The main differences
The White House complains that “any serious budget negotiations must include discussions of spending and revenue, but Republicans have refused to discuss revenue.” They focus on hurting American workers rather than consider the president’s proposal to cut unnecessary spending and Reducing the deficit by removing subsidies from oil and pharmaceutical companies and making the rich pay their fair share“.
One of the Republicans’ main demands is to add new “work requirements” to the government’s social programs. That is, the labor-related conditions that must be met by persons who wish to receive certain benefits from the state. For example, The government’s recently approved budget bill requires those who want access to Medicaid, the government-funded healthcare program, to work or perform community service..

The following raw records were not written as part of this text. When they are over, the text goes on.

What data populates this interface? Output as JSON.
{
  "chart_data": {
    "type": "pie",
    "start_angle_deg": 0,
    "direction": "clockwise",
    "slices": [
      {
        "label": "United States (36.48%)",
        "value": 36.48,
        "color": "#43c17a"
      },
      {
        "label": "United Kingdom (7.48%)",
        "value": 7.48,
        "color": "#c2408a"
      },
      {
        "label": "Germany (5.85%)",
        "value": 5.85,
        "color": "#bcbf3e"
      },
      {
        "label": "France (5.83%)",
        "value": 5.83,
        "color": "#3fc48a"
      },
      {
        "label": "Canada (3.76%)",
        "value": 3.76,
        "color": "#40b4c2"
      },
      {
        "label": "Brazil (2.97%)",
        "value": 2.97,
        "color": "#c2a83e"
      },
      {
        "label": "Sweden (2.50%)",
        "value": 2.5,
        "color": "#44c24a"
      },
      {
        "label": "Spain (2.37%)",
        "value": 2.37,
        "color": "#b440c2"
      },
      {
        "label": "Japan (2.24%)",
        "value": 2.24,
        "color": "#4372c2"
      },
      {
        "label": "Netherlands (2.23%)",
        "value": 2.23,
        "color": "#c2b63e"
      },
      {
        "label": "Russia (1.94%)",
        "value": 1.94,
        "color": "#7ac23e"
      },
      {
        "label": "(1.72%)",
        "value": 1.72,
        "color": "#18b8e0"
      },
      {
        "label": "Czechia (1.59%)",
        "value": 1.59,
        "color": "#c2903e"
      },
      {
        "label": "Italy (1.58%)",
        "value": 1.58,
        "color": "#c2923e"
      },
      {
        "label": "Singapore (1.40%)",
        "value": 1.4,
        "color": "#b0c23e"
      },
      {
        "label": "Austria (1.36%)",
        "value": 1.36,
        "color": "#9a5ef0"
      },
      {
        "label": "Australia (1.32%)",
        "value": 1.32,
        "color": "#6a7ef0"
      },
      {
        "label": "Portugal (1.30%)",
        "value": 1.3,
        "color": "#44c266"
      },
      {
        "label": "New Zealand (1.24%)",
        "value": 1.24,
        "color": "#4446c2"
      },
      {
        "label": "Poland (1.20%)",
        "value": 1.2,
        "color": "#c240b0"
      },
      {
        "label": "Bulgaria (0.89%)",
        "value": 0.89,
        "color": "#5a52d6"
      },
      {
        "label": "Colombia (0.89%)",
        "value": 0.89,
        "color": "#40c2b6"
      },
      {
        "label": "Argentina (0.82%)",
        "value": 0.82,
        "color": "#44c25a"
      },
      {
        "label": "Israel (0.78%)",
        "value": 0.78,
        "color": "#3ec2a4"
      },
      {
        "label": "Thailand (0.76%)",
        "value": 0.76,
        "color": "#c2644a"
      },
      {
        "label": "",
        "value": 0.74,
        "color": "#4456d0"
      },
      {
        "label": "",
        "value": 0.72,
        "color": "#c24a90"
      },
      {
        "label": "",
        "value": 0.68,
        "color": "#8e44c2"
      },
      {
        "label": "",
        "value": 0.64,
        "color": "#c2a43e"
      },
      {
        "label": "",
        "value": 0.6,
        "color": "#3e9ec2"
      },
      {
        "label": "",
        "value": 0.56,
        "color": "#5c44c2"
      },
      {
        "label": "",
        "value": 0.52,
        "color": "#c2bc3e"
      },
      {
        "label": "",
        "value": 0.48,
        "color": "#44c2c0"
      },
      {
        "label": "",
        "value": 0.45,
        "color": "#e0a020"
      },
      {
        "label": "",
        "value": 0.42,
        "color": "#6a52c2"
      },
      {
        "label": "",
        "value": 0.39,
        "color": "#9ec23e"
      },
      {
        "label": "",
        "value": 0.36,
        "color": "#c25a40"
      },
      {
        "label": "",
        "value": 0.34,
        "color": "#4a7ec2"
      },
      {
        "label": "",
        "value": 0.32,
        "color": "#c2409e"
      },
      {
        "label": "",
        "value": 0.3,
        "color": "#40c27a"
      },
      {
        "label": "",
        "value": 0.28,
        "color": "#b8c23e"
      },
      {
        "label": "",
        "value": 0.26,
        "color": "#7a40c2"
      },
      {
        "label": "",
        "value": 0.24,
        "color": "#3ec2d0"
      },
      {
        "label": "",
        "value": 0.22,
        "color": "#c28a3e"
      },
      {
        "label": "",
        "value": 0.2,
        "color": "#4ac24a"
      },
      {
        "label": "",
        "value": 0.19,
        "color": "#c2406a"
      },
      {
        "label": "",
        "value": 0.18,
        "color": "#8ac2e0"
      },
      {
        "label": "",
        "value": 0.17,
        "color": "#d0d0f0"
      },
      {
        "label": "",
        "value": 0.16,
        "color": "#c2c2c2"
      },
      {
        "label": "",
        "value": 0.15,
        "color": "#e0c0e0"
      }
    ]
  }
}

These new requirements, which would affect lower-income sectors above all, are unacceptable to the more progressive wing of the Democratic Party. a A group of 66 Democratic members of Congress He asked Biden for the subpoena The Fourteenth Amendment to the United States Constitution, which provides that the “validity of the public debt” of the North American country “shall not be questioned”. For this category, the debt ceiling “contradicts” this constitutional mandate. “I think that [la enmienda] It should be on the table. “I think the grounds are legitimate,” the congresswoman told him recently. Alexandria Ocasio-Cortez on the gate Politician.
How are the negotiations going?
Halfway through the negotiations, Biden flew to Japan during the week for the G7 meeting in Hiroshima. The US President will return to Washington on Sunday evening, after cutting short his tour, which was scheduled to include visits to Papua New Guinea and Australia.
And despite last week’s House Speaker McCarthy optimism that he believes a deal will be reached soon, There is no clear progress in the negotiations. Even if the two sides reach an agreement this week, the timeline appears too tight for both chambers to vote on a law before early June. It is also not clear what is the actual deadline by which the government could run out of money.
The only thing that seems more certain are the possible outcomes. No deal makes everyone happy, especially the extremists on both sides. This is what the Democratic majority leader in the Senate predicted, Charles Schumer: “Nobody will get everything they want.”